Para cambiar la forma en la que las escuelas de un país enseñan (qué enseñan, cómo lo hacen y qué tan efectivamente lo hacen) no bastan los acuerdos entre las elites políticas. Esos acuerdos resultan indispensables, pero no son suficientes para transformar el sistema educativo de un país. Para que los cambios ocurran en los hechos, hace falta que las miles de personas que integran ese sistema se comporten de forma distinta. Resulta clave para ello, en concreto, que a los burócratas educativos les importe y les vaya la vida en que los alumnos aprendan bien cosas significativas y distintas a las que han sido, históricamente, la norma; que a los maestros y directivos escolares les interese y los motive que sus estudiantes se empoderen; y que para los padres de familia tenga sentido involucrarse en lo que los ocurre a sus hijos en la escuela más allá de los diplomas conseguidos al final de un determinado ciclo escolar.

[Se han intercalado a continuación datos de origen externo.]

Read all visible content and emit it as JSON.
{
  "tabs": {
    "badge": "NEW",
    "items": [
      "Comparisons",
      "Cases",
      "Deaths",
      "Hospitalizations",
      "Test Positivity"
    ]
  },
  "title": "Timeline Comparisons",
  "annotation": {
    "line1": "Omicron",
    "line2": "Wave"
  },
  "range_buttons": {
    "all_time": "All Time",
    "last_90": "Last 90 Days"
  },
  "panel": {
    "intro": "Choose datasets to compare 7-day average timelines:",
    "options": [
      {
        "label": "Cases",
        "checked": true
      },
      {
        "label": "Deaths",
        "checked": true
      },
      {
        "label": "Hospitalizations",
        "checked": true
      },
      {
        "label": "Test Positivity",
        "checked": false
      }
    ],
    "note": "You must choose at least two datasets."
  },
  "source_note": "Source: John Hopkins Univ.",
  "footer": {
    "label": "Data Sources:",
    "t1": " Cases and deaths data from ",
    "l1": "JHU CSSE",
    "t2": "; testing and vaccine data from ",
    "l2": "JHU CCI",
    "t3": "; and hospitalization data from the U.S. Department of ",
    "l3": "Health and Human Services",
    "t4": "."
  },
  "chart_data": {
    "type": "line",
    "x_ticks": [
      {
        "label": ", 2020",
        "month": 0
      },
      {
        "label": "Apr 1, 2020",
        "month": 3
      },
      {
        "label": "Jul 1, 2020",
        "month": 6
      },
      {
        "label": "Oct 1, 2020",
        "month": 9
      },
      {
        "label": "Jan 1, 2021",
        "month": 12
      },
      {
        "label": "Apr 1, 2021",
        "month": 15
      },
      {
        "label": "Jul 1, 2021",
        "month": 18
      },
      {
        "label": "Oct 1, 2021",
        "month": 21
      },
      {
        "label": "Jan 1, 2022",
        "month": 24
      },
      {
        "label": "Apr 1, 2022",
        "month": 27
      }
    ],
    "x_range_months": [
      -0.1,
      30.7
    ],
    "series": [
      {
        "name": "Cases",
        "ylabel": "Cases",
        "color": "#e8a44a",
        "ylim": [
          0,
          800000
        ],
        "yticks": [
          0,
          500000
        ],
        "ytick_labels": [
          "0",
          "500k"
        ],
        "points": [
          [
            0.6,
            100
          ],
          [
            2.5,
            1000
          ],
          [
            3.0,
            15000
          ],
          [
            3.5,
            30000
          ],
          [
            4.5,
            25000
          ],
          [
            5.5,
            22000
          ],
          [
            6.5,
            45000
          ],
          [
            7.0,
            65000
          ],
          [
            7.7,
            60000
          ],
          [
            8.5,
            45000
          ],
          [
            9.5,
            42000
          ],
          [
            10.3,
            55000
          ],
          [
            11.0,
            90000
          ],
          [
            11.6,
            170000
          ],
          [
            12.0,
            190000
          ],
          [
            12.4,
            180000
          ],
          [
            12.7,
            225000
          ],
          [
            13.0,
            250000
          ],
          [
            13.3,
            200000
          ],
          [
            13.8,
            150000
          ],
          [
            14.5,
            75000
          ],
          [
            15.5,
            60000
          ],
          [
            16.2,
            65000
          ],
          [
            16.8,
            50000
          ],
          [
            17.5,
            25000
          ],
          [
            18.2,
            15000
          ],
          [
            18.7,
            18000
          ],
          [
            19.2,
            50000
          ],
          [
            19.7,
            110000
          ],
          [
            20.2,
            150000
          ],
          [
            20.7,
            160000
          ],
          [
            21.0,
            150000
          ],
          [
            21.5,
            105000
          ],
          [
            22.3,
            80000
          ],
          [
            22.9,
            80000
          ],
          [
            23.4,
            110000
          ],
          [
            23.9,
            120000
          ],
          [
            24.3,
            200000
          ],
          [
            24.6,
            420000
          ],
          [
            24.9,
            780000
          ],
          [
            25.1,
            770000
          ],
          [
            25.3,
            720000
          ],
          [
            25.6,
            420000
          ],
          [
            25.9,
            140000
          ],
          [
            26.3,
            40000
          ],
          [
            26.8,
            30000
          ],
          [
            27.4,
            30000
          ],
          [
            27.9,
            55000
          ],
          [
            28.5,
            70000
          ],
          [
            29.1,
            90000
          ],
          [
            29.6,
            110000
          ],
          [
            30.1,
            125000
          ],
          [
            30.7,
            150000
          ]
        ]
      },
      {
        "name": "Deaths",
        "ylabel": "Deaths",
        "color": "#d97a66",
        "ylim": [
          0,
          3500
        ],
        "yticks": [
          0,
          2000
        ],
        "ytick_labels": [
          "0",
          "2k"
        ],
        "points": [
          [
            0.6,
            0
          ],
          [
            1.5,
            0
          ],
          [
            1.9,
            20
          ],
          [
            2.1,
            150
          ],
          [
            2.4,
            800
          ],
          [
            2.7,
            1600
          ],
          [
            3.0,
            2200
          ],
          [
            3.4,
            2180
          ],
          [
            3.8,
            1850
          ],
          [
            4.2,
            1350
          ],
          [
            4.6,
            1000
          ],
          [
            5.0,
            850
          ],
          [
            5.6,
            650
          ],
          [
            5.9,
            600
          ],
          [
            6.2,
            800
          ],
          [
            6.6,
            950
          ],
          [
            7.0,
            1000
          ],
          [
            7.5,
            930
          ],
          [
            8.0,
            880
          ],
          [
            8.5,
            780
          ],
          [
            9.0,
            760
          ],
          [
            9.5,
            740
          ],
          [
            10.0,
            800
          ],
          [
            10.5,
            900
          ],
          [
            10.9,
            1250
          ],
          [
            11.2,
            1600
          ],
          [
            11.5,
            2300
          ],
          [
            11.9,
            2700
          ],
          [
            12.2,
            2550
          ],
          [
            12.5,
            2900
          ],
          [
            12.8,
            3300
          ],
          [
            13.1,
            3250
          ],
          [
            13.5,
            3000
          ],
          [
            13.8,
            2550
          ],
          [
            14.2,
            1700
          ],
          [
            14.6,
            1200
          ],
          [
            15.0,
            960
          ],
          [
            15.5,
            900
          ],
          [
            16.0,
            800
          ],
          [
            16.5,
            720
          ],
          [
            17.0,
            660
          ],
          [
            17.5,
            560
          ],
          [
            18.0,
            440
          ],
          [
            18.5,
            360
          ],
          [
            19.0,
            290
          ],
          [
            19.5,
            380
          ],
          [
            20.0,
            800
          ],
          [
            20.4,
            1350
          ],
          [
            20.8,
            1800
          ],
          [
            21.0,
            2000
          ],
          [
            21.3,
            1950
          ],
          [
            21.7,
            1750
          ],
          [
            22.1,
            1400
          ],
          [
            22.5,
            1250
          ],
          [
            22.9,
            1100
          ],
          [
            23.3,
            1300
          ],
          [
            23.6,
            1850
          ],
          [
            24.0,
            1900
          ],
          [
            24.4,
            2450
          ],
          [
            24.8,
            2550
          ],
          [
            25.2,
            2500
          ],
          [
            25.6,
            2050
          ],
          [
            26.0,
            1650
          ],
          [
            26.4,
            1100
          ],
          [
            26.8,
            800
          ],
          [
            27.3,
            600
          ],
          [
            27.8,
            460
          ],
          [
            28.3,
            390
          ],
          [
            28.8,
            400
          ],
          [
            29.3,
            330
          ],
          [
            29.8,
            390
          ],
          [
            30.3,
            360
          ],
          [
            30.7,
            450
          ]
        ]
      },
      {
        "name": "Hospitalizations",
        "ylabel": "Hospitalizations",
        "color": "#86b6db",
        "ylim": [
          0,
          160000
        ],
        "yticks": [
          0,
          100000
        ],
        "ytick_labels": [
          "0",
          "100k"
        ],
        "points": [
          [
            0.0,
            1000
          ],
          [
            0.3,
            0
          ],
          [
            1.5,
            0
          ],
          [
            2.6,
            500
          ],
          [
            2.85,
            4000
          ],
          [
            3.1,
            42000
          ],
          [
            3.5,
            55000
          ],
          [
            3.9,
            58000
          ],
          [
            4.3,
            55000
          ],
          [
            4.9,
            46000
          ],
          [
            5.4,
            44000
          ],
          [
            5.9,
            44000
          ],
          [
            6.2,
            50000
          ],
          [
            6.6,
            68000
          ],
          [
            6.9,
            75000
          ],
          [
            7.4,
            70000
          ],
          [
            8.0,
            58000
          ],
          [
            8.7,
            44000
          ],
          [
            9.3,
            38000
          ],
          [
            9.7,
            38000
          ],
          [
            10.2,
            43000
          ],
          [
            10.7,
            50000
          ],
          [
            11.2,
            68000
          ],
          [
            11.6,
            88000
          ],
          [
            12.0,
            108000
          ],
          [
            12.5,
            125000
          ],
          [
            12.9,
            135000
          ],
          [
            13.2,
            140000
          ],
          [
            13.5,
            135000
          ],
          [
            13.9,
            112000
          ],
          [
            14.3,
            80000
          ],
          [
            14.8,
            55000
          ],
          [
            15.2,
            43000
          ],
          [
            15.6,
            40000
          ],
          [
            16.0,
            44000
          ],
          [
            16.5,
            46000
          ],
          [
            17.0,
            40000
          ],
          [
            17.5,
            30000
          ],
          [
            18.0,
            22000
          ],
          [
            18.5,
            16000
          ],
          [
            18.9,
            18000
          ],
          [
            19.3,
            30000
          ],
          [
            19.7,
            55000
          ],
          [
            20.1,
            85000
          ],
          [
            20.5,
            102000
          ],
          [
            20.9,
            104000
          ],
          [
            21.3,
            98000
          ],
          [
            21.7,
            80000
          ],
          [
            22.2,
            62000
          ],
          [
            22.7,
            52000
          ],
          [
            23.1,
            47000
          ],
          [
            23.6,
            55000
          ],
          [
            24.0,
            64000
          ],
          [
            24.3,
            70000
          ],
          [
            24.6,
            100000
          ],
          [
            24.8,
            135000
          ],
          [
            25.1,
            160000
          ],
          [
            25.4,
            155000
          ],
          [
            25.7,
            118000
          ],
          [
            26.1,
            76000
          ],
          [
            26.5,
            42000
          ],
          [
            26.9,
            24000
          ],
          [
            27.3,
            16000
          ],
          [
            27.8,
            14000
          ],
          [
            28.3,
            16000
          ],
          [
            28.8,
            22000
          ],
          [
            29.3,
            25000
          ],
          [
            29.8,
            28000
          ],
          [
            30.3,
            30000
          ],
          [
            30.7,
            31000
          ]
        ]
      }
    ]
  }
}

En el caso de la reforma educativa iniciada en México en el 2013 hay muchas cosas celebrables. Destaca, entre ellas, la intención clara y centralísima de re-alinear la estructura de incentivos que vincula la profesión docente con la tarea de ofrecer una educación de calidad para un país democrático en un mundo globalizado (hacer del mérito y no de la lealtad sindical el eje del acceso, la promoción y la permanencia en un cargo docente). El nudo gordiano, el problema clave no resuelto hasta el momento, ha sido la manera de traducir esa intención acertada en decisiones, procesos y rutinas capaces de aterrizar ese propósito en resultados concretos y sostenibles en el tiempo.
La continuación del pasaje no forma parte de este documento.